I don't understand the output from the following code:
public static void main(String[] args) {
int i1, i2, i3, i4;
byte b;
i1 = 128;
b = (byte) i1;
i2 = (int) b;
i3 = 0 | b;
i4 = 1 << 7;
System.out.format("i1: %d b: %d i2: %d i3: %d i4: %d\n", i1, b, i2, i3, i4);
}
Output:
i1: 128 b: -128 i2: -128 i3: -128 i4: 128
Because byte is an 8-bit two's-complement signed integer, the binary representations with a 1 in the most significant bit are interpreted as negative values, which is why b becomes -128, which I'm totally fine with. I also understand that it's probably a good idea to keep the interpretation consistent when casting, as with i2. But shouldn't i3 and i4 have identical bit patterns and therefore map to identical int values?
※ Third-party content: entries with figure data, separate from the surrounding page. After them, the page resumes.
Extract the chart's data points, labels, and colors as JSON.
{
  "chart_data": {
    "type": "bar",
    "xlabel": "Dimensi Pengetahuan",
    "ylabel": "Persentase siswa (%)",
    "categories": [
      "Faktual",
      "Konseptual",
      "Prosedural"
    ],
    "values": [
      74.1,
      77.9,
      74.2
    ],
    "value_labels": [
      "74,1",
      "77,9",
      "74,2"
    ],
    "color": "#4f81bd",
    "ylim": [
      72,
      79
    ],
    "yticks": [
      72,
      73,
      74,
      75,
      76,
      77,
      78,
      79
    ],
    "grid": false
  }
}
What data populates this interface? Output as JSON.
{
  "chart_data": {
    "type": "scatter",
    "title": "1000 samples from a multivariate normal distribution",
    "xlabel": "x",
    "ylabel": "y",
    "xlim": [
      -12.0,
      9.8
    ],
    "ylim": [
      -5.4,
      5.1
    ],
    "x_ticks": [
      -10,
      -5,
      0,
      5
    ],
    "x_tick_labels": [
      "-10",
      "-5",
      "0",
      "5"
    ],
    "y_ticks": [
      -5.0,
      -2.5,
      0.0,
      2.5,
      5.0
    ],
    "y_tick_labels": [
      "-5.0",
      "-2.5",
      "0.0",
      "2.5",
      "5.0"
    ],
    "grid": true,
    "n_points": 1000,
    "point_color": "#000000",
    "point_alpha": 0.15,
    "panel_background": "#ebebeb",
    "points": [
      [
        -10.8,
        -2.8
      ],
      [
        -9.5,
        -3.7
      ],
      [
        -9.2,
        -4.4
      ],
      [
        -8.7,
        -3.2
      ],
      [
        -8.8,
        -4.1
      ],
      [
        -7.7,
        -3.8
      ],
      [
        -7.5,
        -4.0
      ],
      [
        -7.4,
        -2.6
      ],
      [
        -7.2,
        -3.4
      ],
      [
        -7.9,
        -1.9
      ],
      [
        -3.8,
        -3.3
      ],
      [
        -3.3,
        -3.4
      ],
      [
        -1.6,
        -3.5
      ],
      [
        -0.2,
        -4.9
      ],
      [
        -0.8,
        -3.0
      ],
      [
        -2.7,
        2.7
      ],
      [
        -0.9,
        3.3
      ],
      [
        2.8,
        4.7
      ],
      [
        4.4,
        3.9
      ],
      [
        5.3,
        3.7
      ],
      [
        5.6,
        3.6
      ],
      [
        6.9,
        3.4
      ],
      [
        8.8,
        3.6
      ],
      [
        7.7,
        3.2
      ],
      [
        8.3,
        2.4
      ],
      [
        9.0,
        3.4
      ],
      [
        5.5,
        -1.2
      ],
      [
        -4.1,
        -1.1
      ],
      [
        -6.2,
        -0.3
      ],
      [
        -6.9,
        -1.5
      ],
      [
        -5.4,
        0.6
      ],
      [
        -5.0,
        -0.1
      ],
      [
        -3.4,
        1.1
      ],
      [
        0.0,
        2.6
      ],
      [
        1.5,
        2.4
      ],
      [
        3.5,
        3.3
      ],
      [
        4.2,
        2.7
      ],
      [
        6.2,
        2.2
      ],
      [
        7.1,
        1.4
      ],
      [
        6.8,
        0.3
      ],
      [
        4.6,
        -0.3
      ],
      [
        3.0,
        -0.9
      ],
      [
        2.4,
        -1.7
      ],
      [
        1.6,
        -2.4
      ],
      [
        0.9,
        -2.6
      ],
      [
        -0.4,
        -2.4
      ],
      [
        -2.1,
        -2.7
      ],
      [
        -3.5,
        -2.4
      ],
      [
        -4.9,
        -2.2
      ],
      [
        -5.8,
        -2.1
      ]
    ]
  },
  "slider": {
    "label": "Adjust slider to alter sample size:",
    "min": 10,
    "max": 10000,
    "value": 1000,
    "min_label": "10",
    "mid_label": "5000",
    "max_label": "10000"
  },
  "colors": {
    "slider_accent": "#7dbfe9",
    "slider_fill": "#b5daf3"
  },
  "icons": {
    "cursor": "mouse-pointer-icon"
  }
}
Sign extension is what is making i2 and i3 negative.
In the expression (0 | b), b is promoted to an int, and sign extension occurs as part of this promotion.
That's not happening in the expression assigned to i4. The constants 1 and 7 are already ints so there's no sign extension involved.
In this line:
i3 = 0 | b;
The "b" variable is automatically promoted to int type with sign extension because of the | operator, so becomes (int)-128, i.e. 0xffffff80.
When "or"ed with zero, its still the same value, namely -128
No, i4 is not a byte value, it's an int. That means that its sign bit is bit 31, not bit 7.
UPDATE: i3 is an int too, but it is initialized by extending a byte, so it keeps the sign from the byte value.
i2 = (int) b;
i3 = 0 | b;
the i3 statement is equivalent to:
i3 = 0 | ((int) b) = 0 | i2 so naturally it is going to have the same value as i2
That's simple. i3 = 0 | b; gets evaluated like byte, then it is converted to int. Whereas i4 = 1 << 7; will evaluate value as int and assign it to int. So in the first case we get 10000000b cast to int from byte, which will give us -128. And in the second we just assign this value to int without cast, which gives us 128.
If you want to get the unsigned value of the bit pattern in a byte:
b & 0xff
See also this old answer.
In
i3 = 0 | b;
I'm guessing the 0 | b part is evaluated as a byte, and the results are then cast to an int, while in
i4 = 1 << 7;
the 1 << 7 part is already an int.
The above guess has been pointed out in the comments to be wrong!
The correct version is: In the top expression, the b is already cast to an int with sign extension before the OR operation.